RMU announced that it was closing the men’s and women’s hockey programs to align with sports offerings from competing institutions. It came as player movement reached a level never seen before in college hockey as the NCAA granted an additional year of athlete eligibility due to the pandemic. If they wanted to continue their playing careers, Boyle and her teammates had to act fast.

“There certainly wasn’t much time to dwell on the situation at Robert Morris because the next step was figuring out where to go next,” Boyle said. “The process was difficult because I was dealing with the loss of the program that I felt, but I also had to find the next step in my journey.”

Boyle had already been transferred once, from a stacked roster from Clarkson to Robert Morris after her freshman year. If she had to change schools again, she decided to try closer to home.

BC is not only a shorter drive, but has a roster full of familiar faces Boyle has played youth hockey with, as the current Eagles roster has 15 local players.

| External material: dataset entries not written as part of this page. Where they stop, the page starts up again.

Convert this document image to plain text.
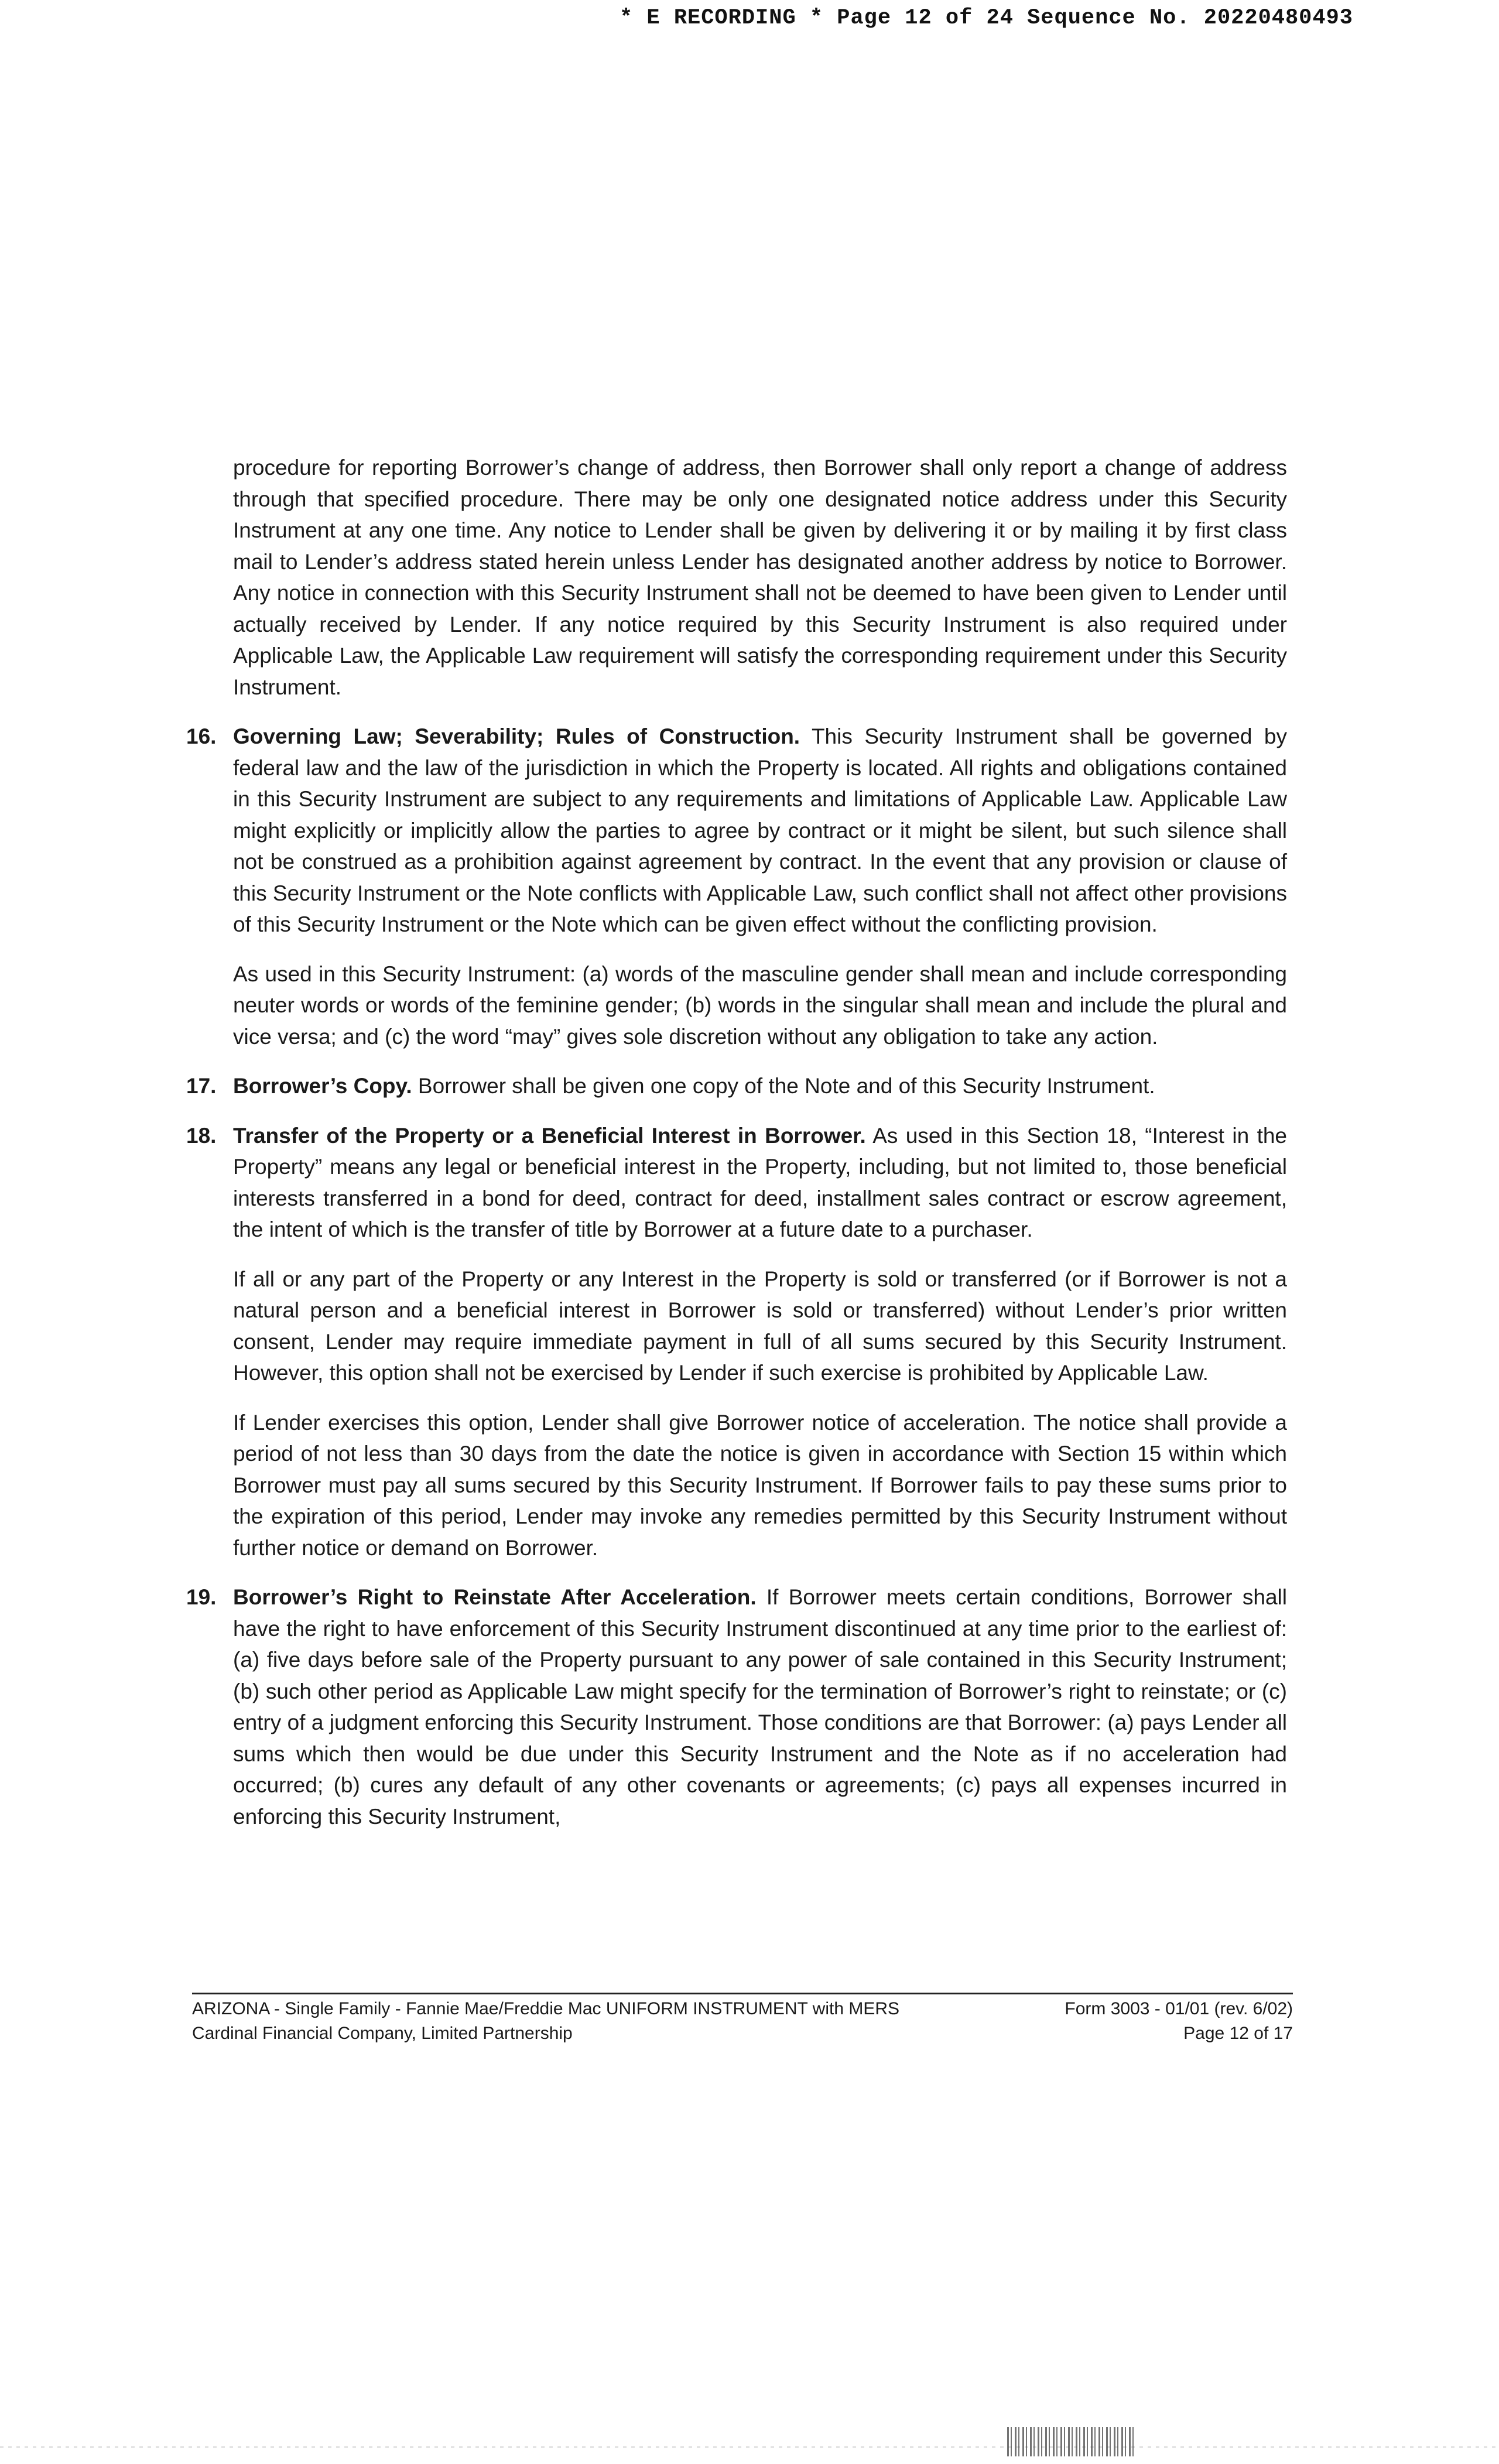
* E RECORDING * Page 12 of 24 Sequence No. 20220480493

procedure for reporting Borrower’s change of address, then Borrower shall only report a change of address through that specified procedure. There may be only one designated notice address under this Security Instrument at any one time. Any notice to Lender shall be given by delivering it or by mailing it by first class mail to Lender’s address stated herein unless Lender has designated another address by notice to Borrower. Any notice in connection with this Security Instrument shall not be deemed to have been given to Lender until actually received by Lender. If any notice required by this Security Instrument is also required under Applicable Law, the Applicable Law requirement will satisfy the corresponding requirement under this Security Instrument.

16. Governing Law; Severability; Rules of Construction. This Security Instrument shall be governed by federal law and the law of the jurisdiction in which the Property is located. All rights and obligations contained in this Security Instrument are subject to any requirements and limitations of Applicable Law. Applicable Law might explicitly or implicitly allow the parties to agree by contract or it might be silent, but such silence shall not be construed as a prohibition against agreement by contract. In the event that any provision or clause of this Security Instrument or the Note conflicts with Applicable Law, such conflict shall not affect other provisions of this Security Instrument or the Note which can be given effect without the conflicting provision.

As used in this Security Instrument: (a) words of the masculine gender shall mean and include corresponding neuter words or words of the feminine gender; (b) words in the singular shall mean and include the plural and vice versa; and (c) the word “may” gives sole discretion without any obligation to take any action.

17. Borrower’s Copy. Borrower shall be given one copy of the Note and of this Security Instrument.

18. Transfer of the Property or a Beneficial Interest in Borrower. As used in this Section 18, “Interest in the Property” means any legal or beneficial interest in the Property, including, but not limited to, those beneficial interests transferred in a bond for deed, contract for deed, installment sales contract or escrow agreement, the intent of which is the transfer of title by Borrower at a future date to a purchaser.

If all or any part of the Property or any Interest in the Property is sold or transferred (or if Borrower is not a natural person and a beneficial interest in Borrower is sold or transferred) without Lender’s prior written consent, Lender may require immediate payment in full of all sums secured by this Security Instrument. However, this option shall not be exercised by Lender if such exercise is prohibited by Applicable Law.

If Lender exercises this option, Lender shall give Borrower notice of acceleration. The notice shall provide a period of not less than 30 days from the date the notice is given in accordance with Section 15 within which Borrower must pay all sums secured by this Security Instrument. If Borrower fails to pay these sums prior to the expiration of this period, Lender may invoke any remedies permitted by this Security Instrument without further notice or demand on Borrower.

19. Borrower’s Right to Reinstate After Acceleration. If Borrower meets certain conditions, Borrower shall have the right to have enforcement of this Security Instrument discontinued at any time prior to the earliest of: (a) five days before sale of the Property pursuant to any power of sale contained in this Security Instrument; (b) such other period as Applicable Law might specify for the termination of Borrower’s right to reinstate; or (c) entry of a judgment enforcing this Security Instrument. Those conditions are that Borrower: (a) pays Lender all sums which then would be due under this Security Instrument and the Note as if no acceleration had occurred; (b) cures any default of any other covenants or agreements; (c) pays all expenses incurred in enforcing this Security Instrument,

ARIZONA - Single Family - Fannie Mae/Freddie Mac UNIFORM INSTRUMENT with MERS
Cardinal Financial Company, Limited Partnership
Form 3003 - 01/01 (rev. 6/02)
Page 12 of 17
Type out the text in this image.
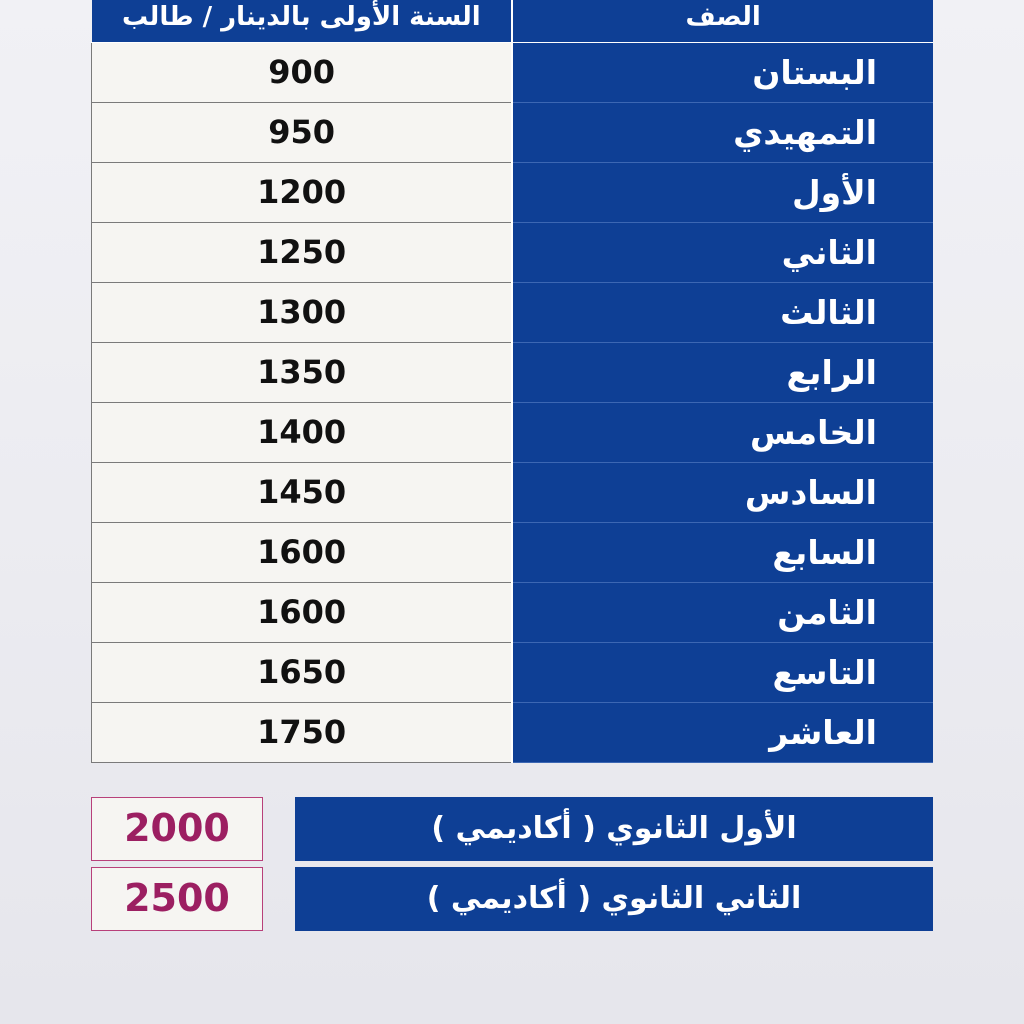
السنة الأولى بالدينار / طالب	الصف
900	البستان
950	التمهيدي
1200	الأول
1250	الثاني
1300	الثالث
1350	الرابع
1400	الخامس
1450	السادس
1600	السابع
1600	الثامن
1650	التاسع
1750	العاشر
2000	الأول الثانوي ( أكاديمي )
2500	الثاني الثانوي ( أكاديمي )
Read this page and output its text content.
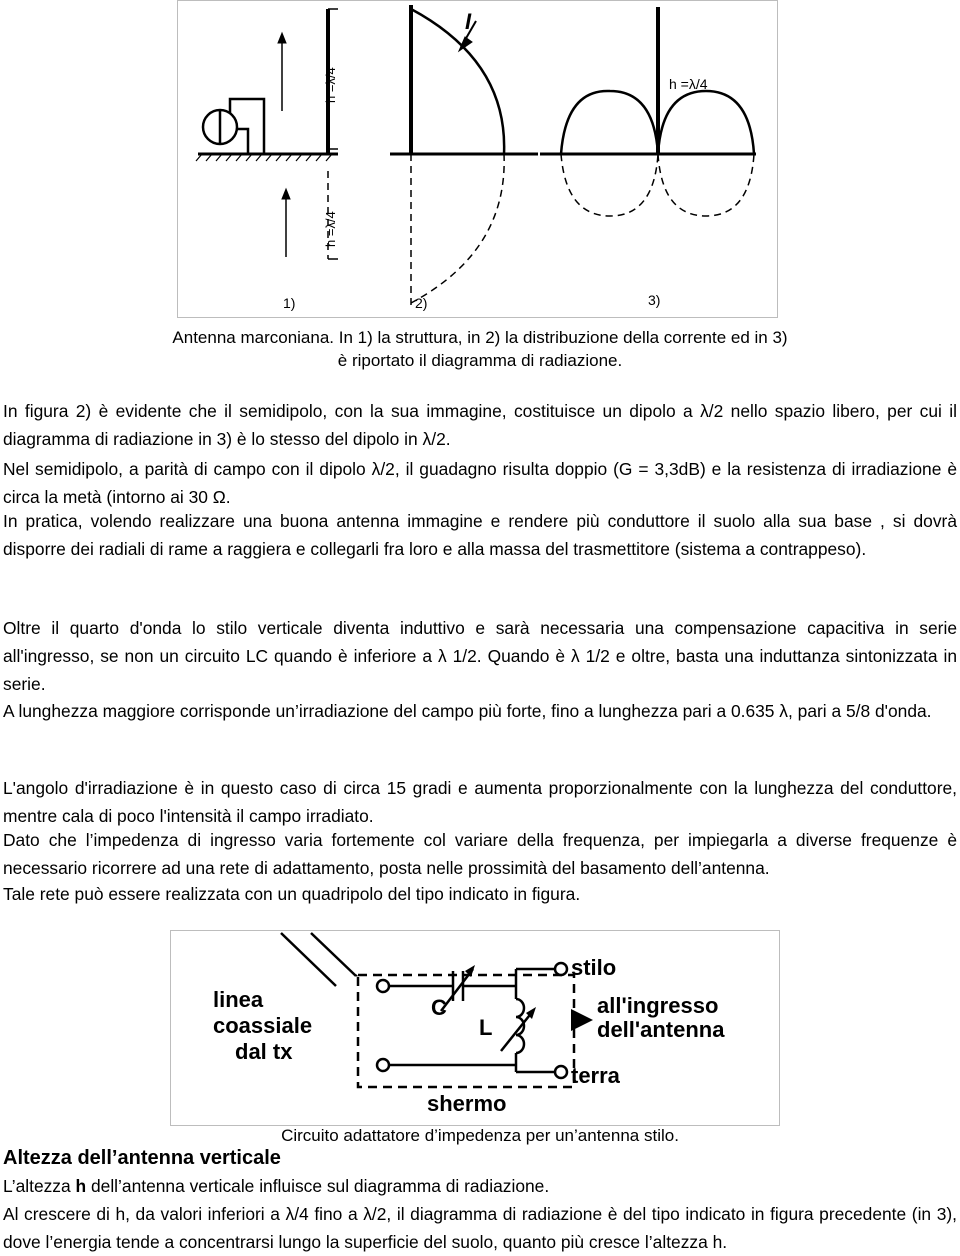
h =λ/4
h =λ/4
I
h =λ/4
1)	2)	3)
Antenna marconiana. In 1) la struttura, in 2) la distribuzione della corrente ed in 3)
è riportato il diagramma di radiazione.

In figura 2) è evidente che il semidipolo, con la sua immagine, costituisce un dipolo a λ/2 nello spazio libero, per cui il diagramma di radiazione in 3) è lo stesso del dipolo in λ/2.

Nel semidipolo, a parità di campo con il dipolo λ/2, il guadagno risulta doppio (G = 3,3dB) e la resistenza di irradiazione è circa la metà (intorno ai 30 Ω.

In pratica, volendo realizzare una buona antenna immagine e rendere più conduttore il suolo alla sua base , si dovrà disporre dei radiali di rame a raggiera e collegarli fra loro e alla massa del trasmettitore (sistema a contrappeso).

Oltre il quarto d'onda lo stilo verticale diventa induttivo e sarà necessaria una compensazione capacitiva in serie all'ingresso, se non un circuito LC quando è inferiore a λ 1/2. Quando è λ 1/2 e oltre, basta una induttanza sintonizzata in serie.

A lunghezza maggiore corrisponde un’irradiazione del campo più forte, fino a lunghezza pari a 0.635 λ, pari a 5/8 d'onda.

L'angolo d'irradiazione è in questo caso di circa 15 gradi e aumenta proporzionalmente con la lunghezza del conduttore, mentre cala di poco l'intensità il campo irradiato.

Dato che l’impedenza di ingresso varia fortemente col variare della frequenza, per impiegarla a diverse frequenze è necessario ricorrere ad una rete di adattamento, posta nelle prossimità del basamento dell’antenna.

Tale rete può essere realizzata con un quadripolo del tipo indicato in figura.

linea
coassiale
dal tx
stilo
all'ingresso
dell'antenna
terra
shermo
C
L
Circuito adattatore d’impedenza per un’antenna stilo.
Altezza dell’antenna verticale

L’altezza h dell’antenna verticale influisce sul diagramma di radiazione.

Al crescere di h, da valori inferiori a λ/4 fino a λ/2, il diagramma di radiazione è del tipo indicato in figura precedente (in 3), dove l’energia tende a concentrarsi lungo la superficie del suolo, quanto più cresce l’altezza h.
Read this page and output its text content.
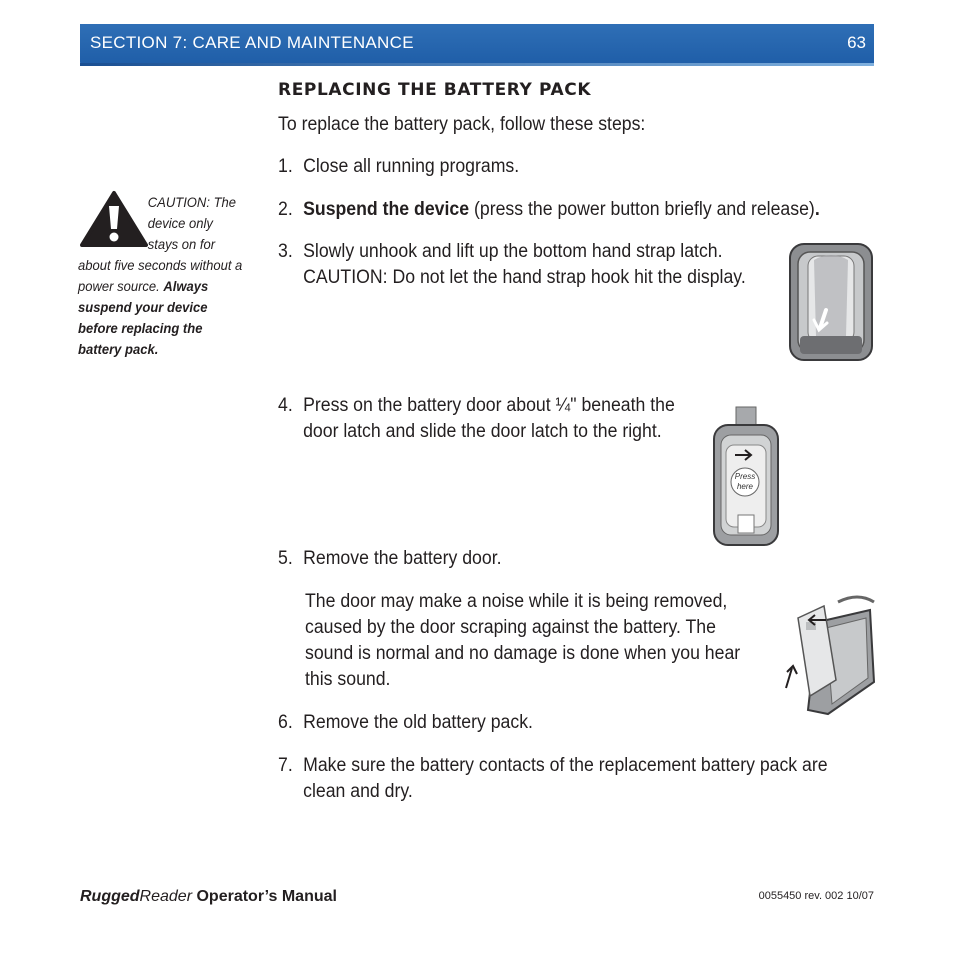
SECTION 7: CARE AND MAINTENANCE	63
REPLACING THE BATTERY PACK
To replace the battery pack, follow these steps:
CAUTION: The
device only
stays on for
about five seconds without a
power source. Always suspend your device before replacing the battery pack.
1. Close all running programs.
2. Suspend the device (press the power button briefly and release).
3. Slowly unhook and lift up the bottom hand strap latch.
CAUTION: Do not let the hand strap hook hit the display.
4. Press on the battery door about ¼" beneath the
door latch and slide the door latch to the right.
5. Remove the battery door.
The door may make a noise while it is being removed,
caused by the door scraping against the battery. The
sound is normal and no damage is done when you hear
this sound.
6. Remove the old battery pack.
7. Make sure the battery contacts of the replacement battery pack are
clean and dry.
Press
here
RuggedReader Operator’s Manual	0055450 rev. 002 10/07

The little extra: next year, it will also include Cayla BarnesBoyle’s best friend who currently plays for the US Olympic team.

“It seemed like a no-brainer,” Boyle said. “Being close to home, playing with the kids I grew up with and next year having my best friend here in BC. It was all I wanted.

Boyle stayed at Robert Morris through the fall semester to complete her bachelor’s degree, and joined the Eagles in January and began graduate school. His arrival coincides with British Columbia’s remarkable turnaround. After starting the season 10-11, they improved to 19-12 and won nine of their last 10 games. Boyle scored his first goal as an Eagle against New Hampshire on February 4.

“Obviously I wasn’t there for the first half to go through the ups and downs that they had to go through,” Boyle said. “But just to see everyone’s hard work start to pay off, it seems like things are happening at the right time.”

The turnaround was one of the highlights of Boyle’s first half with the Eagles, but another was the Beanpot. Boyle grew up watching the male and female Beanpot, thanks to his father by Mike working as a renowned hockey coach. In February, he finally got to see his daughter take the ice cream for one.

“It was like a childhood dream that I never really thought I’d get the chance to fulfill,” Boyle said. “Growing up, when my dad was working at Boston University, I was at almost every Beanpot game. Being able to dress up for myself was a really special moment.

fight for a position

Hockey East’s new women’s hockey playoff format made the final weekend of the regular season hugely meaningful.

Heading into this weekend, only three of the league’s 10 teams have their seeds set in stone: seeded and defending champion Northeastern, and seeds No. 9 and No. 10 Merrimack and Holy Cross.

The top six seeds get a bye to the quarter-finals, while the bottom four seeds have a quick turnaround before the round opens on Wednesday. While these bottom two seeds are set in stone, it is the seventh seed that is the most fluid. If Boston University loses its weekend home-and-away series to Providence and Maine wins its series to New Hampshire, the Terriers could drop to seventh. However, any other combination will see BU fifth or sixth. Last year’s runner-up Providence has the widest possible range of finishes, where a variety of scenarios could find them ranked fifth through eighth.

B.C.’s soaring run can end up anywhere between second and fourth. However, their fate is partly in the hands of the Eagles’ weekend opponent, Vermont. The Catamounts are on a historic run for the program, having won nine straight before a loss to BU last Friday. Vermont travels to British Columbia on Friday and Saturday.

UConn, which plays Northeastern this weekend, is also in contention for the second seed and has been hovering near the national standings for the past few weeks. BC, Vermont and UConn all have the luxury of knowing no matter what happens, they can at least avoid the quick turnaround for the midweek opening round.